Hassan Sayed ’15
After months of protest, the Ukrainian Euromaidan situation (which was outlined in an Edsman article here: https://stedsman.com/2014/02/28/ukraine-at-the-forefront-of-euromaidan/) has further escalated as Russia has become involved in these events and the United States has subsequently responded to Russia’s actions.
The complications began with Crimea, a Northeastern Ukrainian province, where, ethnically, the predominate culture and language is Russian. Following the recent replacement of the use of the Russian language with Ukrainian in many public affairs (e.g. courts), violence broke out between Pro-Russian and Pro-Euromaidan demonstrators. Coupled with the removal of Ukrainian President Viktor Yanukovych, the events led Crimea to seek Russian assistance.
On 28 February, Russia began sending in troops into Crimea to occupy important locations throughout the region; and while this action violated certain treaties, it should be noted that Russia has had soldiers stationed in Crimea for many years. Nevertheless, the move prompted great outcry from the interim Ukrainian government, protestors, and the greater international community. Currently, the greatest points of tension are the intimidating standoff of Russia’s Black Sea Fleet against Ukrainian naval forces in the Black Sea and “games of chicken” between Ukrainian and Russian land forces. Currently, Russia has control over Crimea, though Russian President Vladimir Putin has stated that he does not intend to begin a war with the greater Ukraine and will only use actual force as a final resort. Rather his biggest concern is to limit the actions of “nationalists and radical extremists that are rampant on the streets of Kiev.”

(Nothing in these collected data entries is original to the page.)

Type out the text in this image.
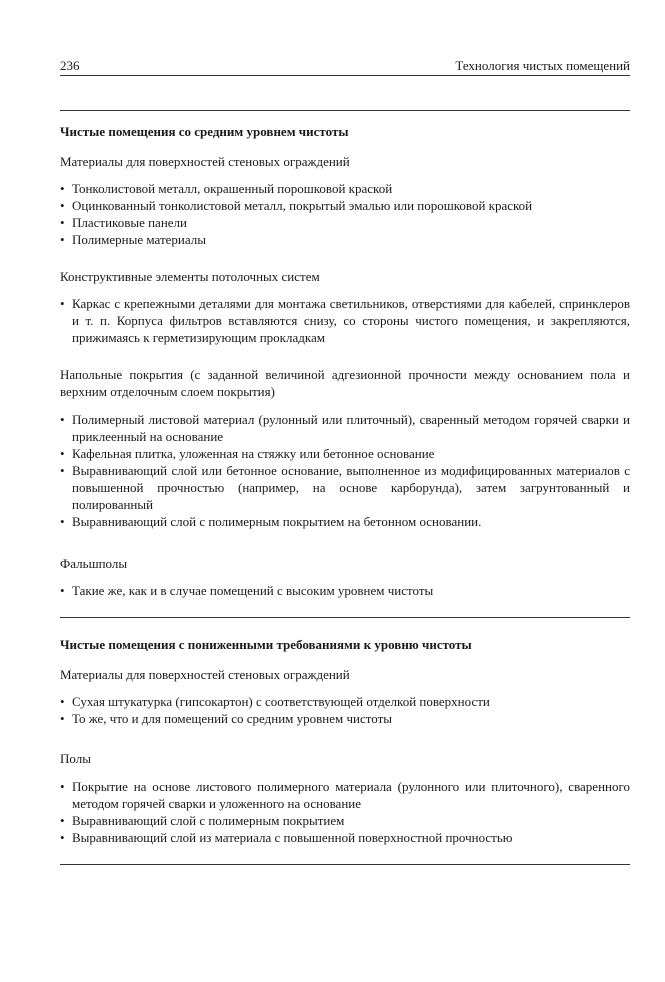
236	Технология чистых помещений
Чистые помещения со средним уровнем чистоты
Материалы для поверхностей стеновых ограждений
• Тонколистовой металл, окрашенный порошковой краской
• Оцинкованный тонколистовой металл, покрытый эмалью или порошковой краской
• Пластиковые панели
• Полимерные материалы
Конструктивные элементы потолочных систем
• Каркас с крепежными деталями для монтажа светильников, отверстиями для кабелей, спринклеров и т. п. Корпуса фильтров вставляются снизу, со стороны чистого помещения, и закрепляются, прижимаясь к герметизирующим прокладкам
Напольные покрытия (с заданной величиной адгезионной прочности между основанием пола и верхним отделочным слоем покрытия)
• Полимерный листовой материал (рулонный или плиточный), сваренный методом горячей сварки и приклеенный на основание
• Кафельная плитка, уложенная на стяжку или бетонное основание
• Выравнивающий слой или бетонное основание, выполненное из модифицированных материалов с повышенной прочностью (например, на основе карборунда), затем загрунтованный и полированный
• Выравнивающий слой с полимерным покрытием на бетонном основании.
Фальшполы
• Такие же, как и в случае помещений с высоким уровнем чистоты
Чистые помещения с пониженными требованиями к уровню чистоты
Материалы для поверхностей стеновых ограждений
• Сухая штукатурка (гипсокартон) с соответствующей отделкой поверхности
• То же, что и для помещений со средним уровнем чистоты
Полы
• Покрытие на основе листового полимерного материала (рулонного или плиточного), сваренного методом горячей сварки и уложенного на основание
• Выравнивающий слой с полимерным покрытием
• Выравнивающий слой из материала с повышенной поверхностной прочностью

Russia’s actions have specifically prompted great reaction from the United States. US Secretary of State John Kerry has offered a $1 billion loan in support of the interim Ukrainian government. Additionally, the US has greatly condemned Russia’s actions, and has even suggested economic and diplomatic sanctions towards the country. More frighteningly, however, this represents a revival of greatening tensions between the US and Russia, two superpowers with enormous economic, military, and diplomatic strength. If there is an ultimate dispute between these two nations in the Ukrainian situation, there is potential for similar situations to rise in other regions of the world; however, if the Ukrainian situation is resolved, there is lesser chance that the events will escalate to the degree of a new Cold War. Fortunately, the interim Ukrainian government is not conducting negotiations with Russia. Additionally, the US does seek to hold further negotiations regarding the matter with Russia. Finally, mediators are being dispatched by the Organisation for Security and Cooperation in Europe to help improve the situation. Hopefully, the matter will be taken care of. But if no resolution is able to come to pass, then the world must prepare for the potential consequences.